2024/106: The Instrumentalist — Harriet Constable

He lifts his arms. They lift their instruments.
A curl of red from the violins, a spiral of gold from the cellos.
And his face instantly drops.
Because this is not what he planned. This is not what he expected at all. [loc. 4840]

As a baby, Anna Maria della Pietà is deposited at the Ospedale della Pietà by her sex-worker mother. Like her mother, Anna Maria 'sees' colours. She is a naturally gifted musician, and attracts the attention of the music master, who agrees to teach her. (His full name is not given in the text, but he is Antonio Vivaldi.) Anna Maria grows up determined to make a name for herself, sacrificing everything -- especially friendship -- for her ambition to be a famous composer. She certainly receives a great deal of popular acclaim, and the famous Tartini declares her 'maestro'. But this is 18th-century Venice, and her teacher (having taught her and the other girls of the figlie di coro to compose in his own style) makes it clear that no female name shall appear on any of the compositions they have worked on together.

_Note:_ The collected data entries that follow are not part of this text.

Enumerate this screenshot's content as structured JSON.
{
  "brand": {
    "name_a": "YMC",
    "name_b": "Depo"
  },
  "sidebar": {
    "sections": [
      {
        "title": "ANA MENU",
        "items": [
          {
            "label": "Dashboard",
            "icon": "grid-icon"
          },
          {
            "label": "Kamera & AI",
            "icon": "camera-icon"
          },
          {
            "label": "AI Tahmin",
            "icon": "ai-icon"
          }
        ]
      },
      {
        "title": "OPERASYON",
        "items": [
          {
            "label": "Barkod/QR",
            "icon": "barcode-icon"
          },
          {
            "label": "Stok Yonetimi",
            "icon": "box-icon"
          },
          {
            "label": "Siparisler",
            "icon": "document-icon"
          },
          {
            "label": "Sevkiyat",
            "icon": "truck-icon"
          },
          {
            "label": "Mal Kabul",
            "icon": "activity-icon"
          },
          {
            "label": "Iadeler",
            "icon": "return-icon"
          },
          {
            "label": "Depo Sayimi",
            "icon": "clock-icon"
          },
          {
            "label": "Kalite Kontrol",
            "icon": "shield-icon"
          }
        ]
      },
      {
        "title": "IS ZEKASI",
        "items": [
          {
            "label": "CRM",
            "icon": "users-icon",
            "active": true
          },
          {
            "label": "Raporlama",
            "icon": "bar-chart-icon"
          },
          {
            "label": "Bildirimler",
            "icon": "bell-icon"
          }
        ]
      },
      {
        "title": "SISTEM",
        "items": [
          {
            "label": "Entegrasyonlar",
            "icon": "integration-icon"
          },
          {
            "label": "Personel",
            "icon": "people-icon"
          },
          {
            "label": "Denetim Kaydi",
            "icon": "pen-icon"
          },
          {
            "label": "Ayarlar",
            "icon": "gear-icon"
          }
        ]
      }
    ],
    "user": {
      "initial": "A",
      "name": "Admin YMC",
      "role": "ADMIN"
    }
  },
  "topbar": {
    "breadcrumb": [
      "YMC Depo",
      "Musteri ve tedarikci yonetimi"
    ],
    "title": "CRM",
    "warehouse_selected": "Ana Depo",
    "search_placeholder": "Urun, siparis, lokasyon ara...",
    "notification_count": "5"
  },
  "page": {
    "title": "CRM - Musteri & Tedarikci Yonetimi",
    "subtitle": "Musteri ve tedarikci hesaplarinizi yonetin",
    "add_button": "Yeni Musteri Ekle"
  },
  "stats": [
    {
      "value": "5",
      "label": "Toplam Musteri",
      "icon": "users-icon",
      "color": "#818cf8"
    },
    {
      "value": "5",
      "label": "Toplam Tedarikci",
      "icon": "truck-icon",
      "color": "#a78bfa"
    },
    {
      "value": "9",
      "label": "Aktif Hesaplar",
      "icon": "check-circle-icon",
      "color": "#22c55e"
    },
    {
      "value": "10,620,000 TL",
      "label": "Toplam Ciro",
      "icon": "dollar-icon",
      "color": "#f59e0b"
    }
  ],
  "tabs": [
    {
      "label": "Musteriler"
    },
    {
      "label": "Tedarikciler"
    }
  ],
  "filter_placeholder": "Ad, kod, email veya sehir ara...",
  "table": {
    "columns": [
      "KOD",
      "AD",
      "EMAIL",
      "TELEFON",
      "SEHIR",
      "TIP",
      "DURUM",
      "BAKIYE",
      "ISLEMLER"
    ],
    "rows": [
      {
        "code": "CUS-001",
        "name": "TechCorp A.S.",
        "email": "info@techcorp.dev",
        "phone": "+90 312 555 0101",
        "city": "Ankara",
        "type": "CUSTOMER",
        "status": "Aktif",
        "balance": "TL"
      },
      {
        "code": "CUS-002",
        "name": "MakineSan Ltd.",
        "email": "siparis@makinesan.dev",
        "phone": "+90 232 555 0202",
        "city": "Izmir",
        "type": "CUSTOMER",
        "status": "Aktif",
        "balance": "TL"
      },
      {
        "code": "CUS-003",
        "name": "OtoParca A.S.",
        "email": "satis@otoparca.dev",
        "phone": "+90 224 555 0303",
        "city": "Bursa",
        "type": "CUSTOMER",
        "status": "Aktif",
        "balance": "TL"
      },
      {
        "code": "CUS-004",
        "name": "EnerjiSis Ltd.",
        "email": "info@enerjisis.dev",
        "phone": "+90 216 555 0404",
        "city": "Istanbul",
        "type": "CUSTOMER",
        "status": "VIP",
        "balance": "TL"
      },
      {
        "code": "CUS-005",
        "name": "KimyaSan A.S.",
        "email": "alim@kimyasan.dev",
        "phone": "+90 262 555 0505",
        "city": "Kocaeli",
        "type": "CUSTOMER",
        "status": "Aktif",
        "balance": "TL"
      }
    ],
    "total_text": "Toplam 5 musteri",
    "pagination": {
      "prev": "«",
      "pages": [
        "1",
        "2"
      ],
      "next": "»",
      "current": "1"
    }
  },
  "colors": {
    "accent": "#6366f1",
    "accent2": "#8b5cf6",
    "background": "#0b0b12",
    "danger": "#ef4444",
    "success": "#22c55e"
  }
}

Constable evokes the sounds, scents and tastes of Anna Maria's world, from the fish and salt and spices of the waterfront to the colours of the music that drifts through Anna Maria's dreams of drowning. Though Anna Maria's life is sheltered, the darker realities of life are never far away: illness, unwanted pregnancy, theft, the men who attend concerts solely because they wish to marry Pietà girls. And the girls themselves can be cruel -- Anna Maria most definitely included.

Perhaps the novel would have been better without the introductory chapter, describing Anna Maria's conception and birth and the origin of her nightmares about drowning: and perhaps her behaviour is sometimes anachronistic. But her rage at her teacher's duplicity, and her determination to perfect her art, are all too familiar, and Constable weaves an engaging account of Anna Maria's disillusionment, and her vengeance. The novel is well-researched and the author's afterword provides a useful list of sources, and a summary of Anna Maria's life after the end of The Instrumentalist.

Fulfils the ‘Author debut in second half of 2024’ rubric of the 52 books in 2024 challenge.